Dating is not dead, and while sex on college campuses is an established fact (as much as some institutions attempt to ignore it), it does not exist to the wild extent that many would suggest. Students are misinformed about what is “normal” behavior. Students conform their attitudes to this “norm,” creating the idea of a “hookup culture” that simply does not exist the way that we are made to believe.
Many people are more concerned about how a culture that condones casual sex is especially harmful to women. But, if we teach young women that their only sexual worth is as an object of male desire, what can we expect when they feel disproportionately self-conscious after a commitment-free hookup, while the male generally walks away scot-free? And even if young women learn to love and respect their own sexuality and value themselves as more than objects to be desired, if we do not teach young men to value these things in women as well, who is surprised when young men continue to dominate the sexual arena?

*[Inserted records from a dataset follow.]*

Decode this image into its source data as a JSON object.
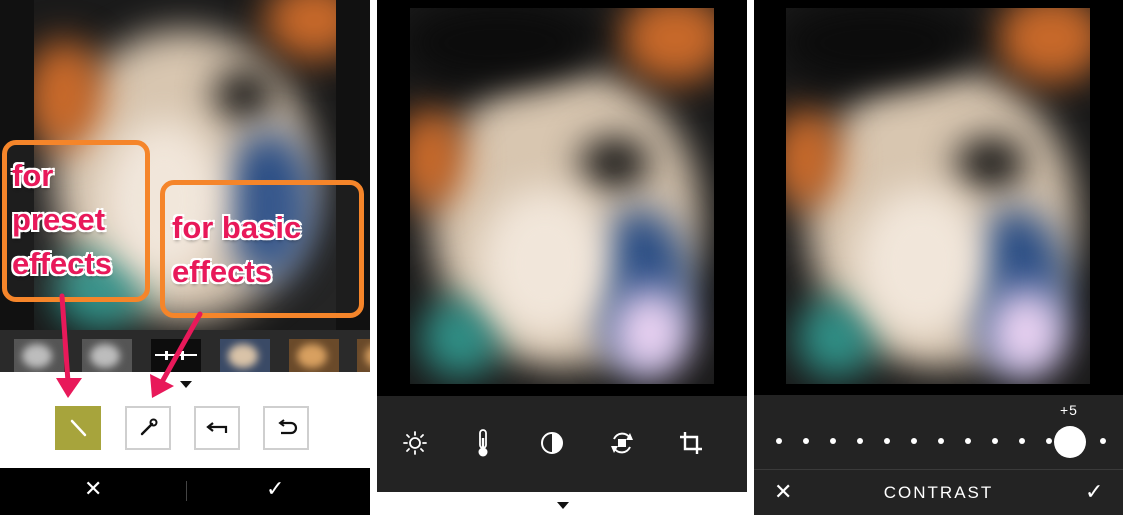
{
  "annotations": {
    "preset_label_line1": "for",
    "preset_label_line2": "preset",
    "preset_label_line3": "effects",
    "basic_label_line1": "for basic",
    "basic_label_line2": "effects",
    "arrow_color": "#e8195a",
    "box_color": "#f5852a"
  },
  "panel1": {
    "filmstrip_thumbnails": [
      "grayscale-filter",
      "grayscale-filter",
      "adjust-filter",
      "warm-filter",
      "warm-filter",
      "warm-filter"
    ],
    "tools": [
      {
        "icon": "pencil-icon",
        "active": true
      },
      {
        "icon": "wrench-icon",
        "active": false
      },
      {
        "icon": "undo-icon",
        "active": false
      },
      {
        "icon": "reset-icon",
        "active": false
      }
    ],
    "cancel_glyph": "✕",
    "confirm_glyph": "✓",
    "active_color": "#a7a43c"
  },
  "panel2": {
    "tools": [
      "brightness-icon",
      "temperature-icon",
      "contrast-icon",
      "rotate-icon",
      "crop-icon"
    ],
    "toolbar_color": "#232323"
  },
  "panel3": {
    "slider_value": "+5",
    "slider_level": 5,
    "title": "CONTRAST",
    "cancel_glyph": "✕",
    "confirm_glyph": "✓"
  }
}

Casual sex is not bad for women; the vicious cycle between misperception, normative behavior and the sexual double standard are the causes of negative emotional consequences experienced by young college women.
There is so much more to be unpacked here, including looking at the heteronormativity of hookup culture. My aim in writing this is that, in the future, you will look for opportunities around campus to become educated about the reality of dating and relationships on campus — don’t limit yourself to online news sources or religious campaigns. The opportunities exist, through classes, programs, club events — all you have to do is attend and listen.
Delia Grizzard is a columnist for The Fordham Ram.